While 83 percent of the urban population has access to potable water, just 52 percent of this population has household connections. Nationally, the figures are 61 percent and 28 percent respectively, this according to 2004 statistics from the Joint Monitoring Programme for Water Supply and Sanitation – an initiative of the World Health Organisation and the United Nations Children's Fund.

APHRC executive director Alex Ezeh believes several factors underpin poor implementation of research findings.

"Governments need to see their role as users of research," he told IPS.

Researchers also needed to package their findings in a way that made them accessible to the broader community, Ezeh explained.

"Many researchers are academic orientated and do not make a conscious effort to simplify it (their work). By training, they are taught to do their research and communicate it to their peers, who are also researchers," he said.

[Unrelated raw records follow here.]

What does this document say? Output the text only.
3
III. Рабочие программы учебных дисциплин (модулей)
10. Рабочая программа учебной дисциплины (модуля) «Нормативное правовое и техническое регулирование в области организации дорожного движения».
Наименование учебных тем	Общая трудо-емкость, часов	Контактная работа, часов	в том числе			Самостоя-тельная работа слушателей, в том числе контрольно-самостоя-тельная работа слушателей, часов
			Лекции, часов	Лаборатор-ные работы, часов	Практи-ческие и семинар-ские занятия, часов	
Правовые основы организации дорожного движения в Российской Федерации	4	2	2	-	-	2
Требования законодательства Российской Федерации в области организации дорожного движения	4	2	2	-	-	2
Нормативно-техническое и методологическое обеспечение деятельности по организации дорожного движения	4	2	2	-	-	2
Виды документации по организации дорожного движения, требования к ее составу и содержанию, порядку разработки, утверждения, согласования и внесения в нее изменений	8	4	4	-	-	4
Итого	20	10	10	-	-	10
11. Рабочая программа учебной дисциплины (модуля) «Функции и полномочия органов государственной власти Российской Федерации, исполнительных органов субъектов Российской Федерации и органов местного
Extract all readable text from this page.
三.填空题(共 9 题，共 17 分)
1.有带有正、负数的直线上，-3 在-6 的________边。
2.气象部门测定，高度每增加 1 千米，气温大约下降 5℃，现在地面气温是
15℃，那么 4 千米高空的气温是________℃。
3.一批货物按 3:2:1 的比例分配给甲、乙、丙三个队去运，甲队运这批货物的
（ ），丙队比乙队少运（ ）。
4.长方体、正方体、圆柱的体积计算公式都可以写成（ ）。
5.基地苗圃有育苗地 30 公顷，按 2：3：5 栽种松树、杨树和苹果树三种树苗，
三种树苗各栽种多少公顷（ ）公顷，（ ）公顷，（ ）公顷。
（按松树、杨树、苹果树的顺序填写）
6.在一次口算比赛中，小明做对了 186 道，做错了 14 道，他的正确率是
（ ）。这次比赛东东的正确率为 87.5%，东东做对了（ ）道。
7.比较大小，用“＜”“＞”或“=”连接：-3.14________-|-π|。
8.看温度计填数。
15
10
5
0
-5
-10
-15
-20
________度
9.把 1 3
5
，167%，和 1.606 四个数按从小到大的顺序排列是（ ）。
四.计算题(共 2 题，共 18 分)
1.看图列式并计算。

"You may come up with all the alphas and the betas and the coefficients and significant factors, but at the end of the day what does that mean? If your grandma who did not go to school cannot understand what your research is all about, then probably its impact is likely to be minimal."

Ezeh further highlighted the need for journalists to be given the skills to report properly on research, noting that certain researchers had become wary of dealing with the media because of bad experiences with members of the press who misreported facts and figures.

Rose Oronje, communications officer at the APHRC, agrees.

"Many journalists are not trained in science writing, and with the belief that politics sells, many science stories will not see the light of day. Some journalists have in the past misrepresented research information, sensationalising instead to make it sell," she told IPS.